The presence of the D allele appears to be the common finding in studies on diabetic nephropathy on Asian populations. Genetic studies on larger populations of type 2 diabetic patients are needed to investigate the hypothesized role of the D allele in susceptibility to the development of nephropathy, to advance the current knowledge of the mechanisms involved in the development of this important cause of renal disease, and to possibly aid in the selection of appropriate therapy for the prevention or delay of progresssion of nephropathy.
This study was supported by a research grant from the National Institutes of Health (NIH) and the Research Implementation and Development Office of the University of the Philippines Manila.
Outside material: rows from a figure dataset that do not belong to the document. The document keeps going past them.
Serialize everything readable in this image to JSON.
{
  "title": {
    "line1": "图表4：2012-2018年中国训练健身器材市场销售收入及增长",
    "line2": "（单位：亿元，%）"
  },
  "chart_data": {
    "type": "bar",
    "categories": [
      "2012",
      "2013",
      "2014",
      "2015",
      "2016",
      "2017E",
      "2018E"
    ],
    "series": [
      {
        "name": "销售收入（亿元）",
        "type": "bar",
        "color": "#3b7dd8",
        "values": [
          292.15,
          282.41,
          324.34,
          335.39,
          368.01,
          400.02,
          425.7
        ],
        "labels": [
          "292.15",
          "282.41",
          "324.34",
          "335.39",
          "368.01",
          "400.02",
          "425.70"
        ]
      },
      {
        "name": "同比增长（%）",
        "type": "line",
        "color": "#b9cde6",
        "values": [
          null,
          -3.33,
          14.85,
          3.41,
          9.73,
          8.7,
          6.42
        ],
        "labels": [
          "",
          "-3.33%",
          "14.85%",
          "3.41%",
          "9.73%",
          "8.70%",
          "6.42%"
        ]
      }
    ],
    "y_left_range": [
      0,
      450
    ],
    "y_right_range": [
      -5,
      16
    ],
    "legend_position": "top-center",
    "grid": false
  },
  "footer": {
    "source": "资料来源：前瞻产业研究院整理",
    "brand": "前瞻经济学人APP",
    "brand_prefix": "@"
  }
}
We thank Mr. Eric Christian Abaya of the Institute of Human Genetics for the genetic analyses and Dr. Dennis Quiambao of the Department of Clinical Epidemiology of the University of the Philippines College of Medicine for the statistical analyses. We would also like to thank Dr. Mia Fojas, Mrs. Au Laurel, Ms. Analyn Palomar, Ms. Rachel Manansala, Ms. Gemma Abquina of the Medical Research Laboratories of the Philippine General Hospital for their assistance.